Sunday, August 31, 2008

This Day In History

205 years ago, on this day in 1803, the Lewis and Clark Expedition, formally known as the "Corps Of Discovery" began in Pittsburg, Pennsylvania. Thomas Jefferson sent this band of 33 to explore and map the American West. As there had only been one other expedition across the continent (it had veered North and didn't extend to the Pacific Ocean), Jefferson wasn't sure what he had bought with the Louisiana Purchase. (And France wasn't sure what they had sold.) The explorers were further charged with collecting samples of flora and fauna.

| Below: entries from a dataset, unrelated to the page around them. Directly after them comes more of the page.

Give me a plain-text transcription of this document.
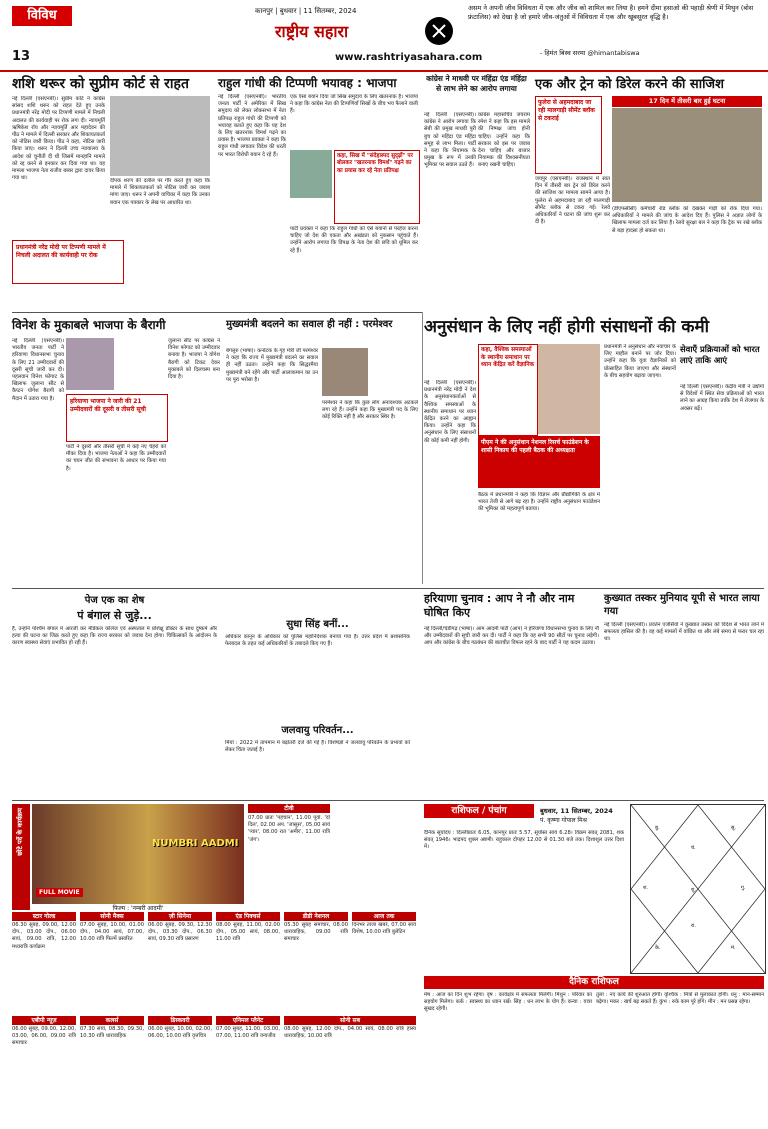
विविध
13
कानपुर | बुधवार | 11 सितम्बर, 2024
राष्ट्रीय सहारा
www.rashtriyasahara.com
असम ने अपनी जीव विविधता में एक और जीव को शामिल कर लिया है। हमने दीमा हसाओ की पहाड़ी श्रेणी में मिथुन (बोस फ्रंटालिस) को देखा है जो हमारे जीव-जंतुओं में विविधता में एक और खूबसूरत वृद्धि है।
- हिमंत बिस्व सरमा @himantabiswa
शशि थरूर को सुप्रीम कोर्ट से राहत
नई दिल्ली (एसएनबी)। सुप्रीम कोर्ट ने कांग्रेस सांसद शशि थरूर को राहत देते हुए उनके प्रधानमंत्री नरेंद्र मोदी पर टिप्पणी मामले में निचली अदालत की कार्यवाही पर रोक लगा दी। न्यायमूर्ति ऋषिकेश रॉय और न्यायमूर्ति आर महादेवन की पीठ ने मामले में दिल्ली सरकार और शिकायतकर्ता को नोटिस जारी किया। पीठ ने कहा, नोटिस जारी किया जाए। थरूर ने दिल्ली उच्च न्यायालय के आदेश को चुनौती दी थी जिसमें मानहानि मामले को रद्द करने से इनकार कर दिया गया था। यह मामला भाजपा नेता राजीव बब्बर द्वारा दायर किया गया था।	दीपक शरण की दलील पर गौर करते हुए कहा कि मामले में शिकायतकर्ता को नोटिस जारी कर जवाब मांगा जाए। थरूर ने अपनी याचिका में कहा कि उनका बयान एक पत्रकार के लेख पर आधारित था।
प्रधानमंत्री नरेंद्र मोदी पर टिप्पणी मामले में निचली अदालत की कार्यवाही पर रोक
राहुल गांधी की टिप्पणी भयावह : भाजपा
नई दिल्ली (एसएनबी)। भारतीय जनता पार्टी ने अमेरिका में सिख समुदाय को लेकर लोकसभा में नेता प्रतिपक्ष राहुल गांधी की टिप्पणी को भयावह बताते हुए कहा कि यह देश के लिए खतरनाक विमर्श गढ़ने का प्रयास है। भाजपा प्रवक्ता ने कहा कि राहुल गांधी लगातार विदेश की धरती पर भारत विरोधी बयान दे रहे हैं।	कहा, सिख में "संदेहास्पद सुदृढ़ों" पर बोलकर "खतरनाक विमर्श" गढ़ने का का प्रयास कर रहे नेता प्रतिपक्ष
एक ऐसा बयान दिया जो सिख समुदाय के लिए खतरनाक है। भाजपा ने कहा कि कांग्रेस नेता की टिप्पणियाँ सिखों के बीच भय फैलाने वाली हैं।
पार्टी प्रवक्ता ने कहा कि राहुल गांधी को ऐसे बयानों से परहेज करना चाहिए जो देश की एकता और अखंडता को नुकसान पहुंचाते हैं। उन्होंने आरोप लगाया कि विपक्ष के नेता देश की छवि को धूमिल कर रहे हैं।
कांग्रेस ने माधवी पर मंहिंद्रा एंड मंहिंद्रा से लाभ लेने का आरोप लगाया
नई दिल्ली (एसएनबी)। कांग्रेस ने आरोप लगाया कि सेबी की प्रमुख माधवी पुरी बुच को महिंद्रा एंड महिंद्रा समूह से लाभ मिला। पार्टी ने कहा कि नियामक के प्रमुख के रूप में उनकी भूमिका पर सवाल उठते हैं।
कांग्रेस महासचिव जयराम रमेश ने कहा कि इस मामले की निष्पक्ष जांच होनी चाहिए। उन्होंने कहा कि सरकार को इस पर जवाब देना चाहिए और बाजार नियामक की विश्वसनीयता बनाए रखनी चाहिए।
एक और ट्रेन को डिरेल करने की साजिश
फुलेरा से अहमदाबाद जा रही मालगाड़ी सीमेंट ब्लॉक से टकराई
जयपुर (एसएनबी)। राजस्थान में सात दिन में तीसरी बार ट्रेन को डिरेल करने की साजिश का मामला सामने आया है। फुलेरा से अहमदाबाद जा रही मालगाड़ी सीमेंट ब्लॉक से टकरा गई। रेलवे अधिकारियों ने घटना की जांच शुरू कर दी है।
17 दिन में तीसरी बार हुई घटना
(डीएफसीसी) कर्मचारी रोड ब्लॉक को देखकर गाड़ी को रोक दिया गया। अधिकारियों ने मामले की जांच के आदेश दिए हैं। पुलिस ने अज्ञात लोगों के खिलाफ मामला दर्ज कर लिया है। रेलवे सुरक्षा बल ने कहा कि ट्रैक पर रखे ब्लॉक से बड़ा हादसा हो सकता था।
विनेश के मुकाबले भाजपा के बैरागी
नई दिल्ली (एसएनबी)। भारतीय जनता पार्टी ने हरियाणा विधानसभा चुनाव के लिए 21 उम्मीदवारों की दूसरी सूची जारी कर दी। पहलवान विनेश फोगाट के खिलाफ जुलाना सीट से कैप्टन योगेश बैरागी को मैदान में उतारा गया है।	हरियाणा भाजपा ने जारी की 21 उम्मीदवारों की दूसरी व तीसरी सूची
पार्टी ने दूसरी और तीसरी सूची में कई नए चेहरों को मौका दिया है। भाजपा नेताओं ने कहा कि उम्मीदवारों का चयन जीत की संभावना के आधार पर किया गया है।
जुलाना सीट पर कांग्रेस ने विनेश फोगाट को उम्मीदवार बनाया है। भाजपा ने योगेश बैरागी को टिकट देकर मुकाबले को दिलचस्प बना दिया है।
मुख्यमंत्री बदलने का सवाल ही नहीं : परमेश्वर
बेंगलुरु (भाषा)। कर्नाटक के गृह मंत्री जी परमेश्वर ने कहा कि राज्य में मुख्यमंत्री बदलने का सवाल ही नहीं उठता। उन्होंने कहा कि सिद्धरमैया मुख्यमंत्री बने रहेंगे और पार्टी आलाकमान का उन पर पूरा भरोसा है।
परमेश्वर ने कहा कि कुछ लोग अनावश्यक अटकलें लगा रहे हैं। उन्होंने कहा कि मुख्यमंत्री पद के लिए कोई रिक्ति नहीं है और सरकार स्थिर है।
अनुसंधान के लिए नहीं होगी संसाधनों की कमी
नई दिल्ली (एसएनबी)। प्रधानमंत्री नरेंद्र मोदी ने देश के अनुसंधानकर्ताओं से वैश्विक समस्याओं के स्थानीय समाधान पर ध्यान केंद्रित करने का आह्वान किया। उन्होंने कहा कि अनुसंधान के लिए संसाधनों की कोई कमी नहीं होगी।
कहा, वैश्विक समस्याओं के स्थानीय समाधान पर ध्यान केंद्रित करें वैज्ञानिक
पीएम ने की अनुसंधान नेशनल रिसर्च फाउंडेशन के शासी निकाय की पहली बैठक की अध्यक्षता
बैठक में प्रधानमंत्री ने कहा कि विज्ञान और प्रौद्योगिकी के क्षेत्र में भारत तेजी से आगे बढ़ रहा है। उन्होंने राष्ट्रीय अनुसंधान फाउंडेशन की भूमिका को महत्वपूर्ण बताया।
प्रधानमंत्री ने अनुसंधान और नवाचार के लिए माहौल बनाने पर जोर दिया। उन्होंने कहा कि युवा वैज्ञानिकों को प्रोत्साहित किया जाएगा और संस्थानों के बीच सहयोग बढ़ाया जाएगा।
सेवाएँ प्रक्रियाओं को भारत लाएं ताकि आएं
नई दिल्ली (एसएनबी)। केंद्रीय मंत्री ने उद्योगों से विदेशों में स्थित सेवा प्रक्रियाओं को भारत लाने का आग्रह किया ताकि देश में रोजगार के अवसर बढ़ें।
पेज एक का शेष
पं बंगाल से जुड़े...
हैं, उन्होंने पश्चिम बंगाल में आरजी कर मेडिकल कॉलेज एवं अस्पताल में प्रशिक्षु डॉक्टर के साथ दुष्कर्म और हत्या की घटना का जिक्र करते हुए कहा कि राज्य सरकार को जवाब देना होगा। चिकित्सकों के आंदोलन के कारण स्वास्थ्य सेवाएं प्रभावित हो रही हैं।
सुधा सिंह बनीं...
अधिकार कानून के अधिकार को पुलिस महानिदेशक बनाया गया है। उत्तर प्रदेश में प्रशासनिक फेरबदल के तहत कई अधिकारियों के तबादले किए गए हैं।
जलवायु परिवर्तन...
मियां : 2022 में तापमान में बढ़ोतरी दर्ज की गई है। विशेषज्ञों ने जलवायु परिवर्तन के प्रभावों को लेकर चिंता जताई है।
हरियाणा चुनाव : आप ने नौ और नाम घोषित किए
नई दिल्ली/चंडीगढ़ (भाषा)। आम आदमी पार्टी (आप) ने हरियाणा विधानसभा चुनाव के लिए नौ और उम्मीदवारों की सूची जारी कर दी। पार्टी ने कहा कि वह सभी 90 सीटों पर चुनाव लड़ेगी। आप और कांग्रेस के बीच गठबंधन की बातचीत विफल रहने के बाद पार्टी ने यह कदम उठाया।
कुख्यात तस्कर मुनियाद यूपी से भारत लाया गया
नई दिल्ली (एसएनबी)। प्रवर्तन एजेंसियों ने कुख्यात तस्कर को विदेश से भारत लाने में सफलता हासिल की है। वह कई मामलों में वांछित था और लंबे समय से फरार चल रहा था।
छोटे पर्दे के कार्यक्रम	NUMBRI AADMI
FULL MOVIE
फिल्म : 'नम्बरी आदमी'
टीवी
07.00 प्रातः 'पहचान', 11.00 पूर्वा. 'दो दिल', 02.00 अप. 'जासूस', 05.00 सायं 'प्यार', 08.00 रात 'अमीर', 11.00 रात्रि 'जंग'।
स्टार गोल्ड
06.30 सुबह, 09.00, 12.00 दोप., 03.00 दोप., 06.00 सायं, 09.00 रात्रि, 12.00 मध्यरात्रि कार्यक्रम
सोनी मैक्स
07.00 सुबह, 10.00, 01.00 दोप., 04.00 सायं, 07.00, 10.00 रात्रि फिल्में प्रसारित
ज़ी सिनेमा
06.00 सुबह, 09.30, 12.30 दोप., 03.30 दोप., 06.30 सायं, 09.30 रात्रि प्रसारण
एंड पिक्चर्स
08.00 सुबह, 11.00, 02.00 दोप., 05.00 सायं, 08.00, 11.00 रात्रि
डीडी नेशनल
05.30 सुबह समाचार, 08.00 धारावाहिक, 09.00 रात्रि समाचार
आज तक
दिनभर ताजा खबरें, 07.00 सायं विशेष, 10.00 रात्रि बुलेटिन
एबीपी न्यूज़
06.00 सुबह, 09.00, 12.00, 03.00, 06.00, 09.00 रात्रि समाचार
कलर्स
07.30 सायं, 08.30, 09.30, 10.30 रात्रि धारावाहिक
डिस्कवरी
06.00 सुबह, 10.00, 02.00, 06.00, 10.00 रात्रि वृत्तचित्र
एनिमल प्लैनेट
07.00 सुबह, 11.00, 03.00, 07.00, 11.00 रात्रि वन्यजीव
सोनी सब
08.00 सुबह, 12.00 दोप., 04.00 सायं, 08.00 रात्रि हास्य धारावाहिक, 10.00 रात्रि
राशिफल / पंचांग	बुधवार, 11 सितम्बर, 2024
पं. कृष्णा गोपाल मिश्र
दैनिक सूर्योदय : दिल्लीप्रातः 6.05, कानपुर प्रातः 5.57, सूर्यास्त सायं 6.28। विक्रम संवत् 2081, शक संवत् 1946। भाद्रपद शुक्ल अष्टमी। राहुकाल दोपहर 12.00 से 01.30 बजे तक। दिशाशूल उत्तर दिशा में।	चं.
बु.	सू.
श.	गु.
रा.
के.	मं.
शु.
दैनिक राशिफल
मेष : आज का दिन शुभ रहेगा। वृष : कार्यक्षेत्र में सफलता मिलेगी। मिथुन : परिवार का सहयोग मिलेगा। कर्क : स्वास्थ्य का ध्यान रखें। सिंह : धन लाभ के योग हैं। कन्या : यात्रा सुखद रहेगी।
तुला : नए कार्य की शुरुआत होगी। वृश्चिक : मित्रों से मुलाकात होगी। धनु : मान-सम्मान बढ़ेगा। मकर : खर्च बढ़ सकते हैं। कुंभ : रुके काम पूरे होंगे। मीन : मन प्रसन्न रहेगा।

They spent their first winter in North Dakota at Fort Mardan. It was there that the group enlisted the talents of a French-Canadian trapper and his then pregnant Shoshone wife, Sacagawea. The trapper, Toussaint Charbonneau, was their interpreter, and they agreed to include Sacagawea to bargain for horses with Indian tribes along the way. It was hoped that native tribes would recognize the expedition as peaceful with the presence of a mother and child.

Jean Baptiste Charbonneau, born at Fort Mardan, North Dakota in February, 1805, travelled as a baby with the expedition all the way across the country to the Pacific Ocean in Oregon and back to North Dakota, either on his mother Sacagawea's back or in a boat. Years later, Clark brought the family to St. Louis, where he paid for young Jean Baptiste to be educated. At 18, he travelled in Europe for 6 years and mastered German, French and Spanish. Upon his return, Jean Baptiste spent 40 years as a mountain man, guide, Army scout, explorer and interpreter. He led the Mormon Batallion to San Diego in 1846 and was appointed alcalde of Mission San Luis Rey. He mined for gold with the 49ers and was enroute to new gold fields in Montana when he was felled by pneumonia in Oregon at age 61.

The painting above is by Charles Russell, painted in 1905. It shows Lewis and Clark on the lower Columbia River, just miles from the Pacific Ocean. It is an opaque and transparent watercolor with a graphite underdrawing on paper. If you look closely, you can see baby Jean Baptiste in the first boat, carried on his mother's back. He is the only child depicted on a U.S. coin, shown with his mother, Sacagawea, on the dollar coin.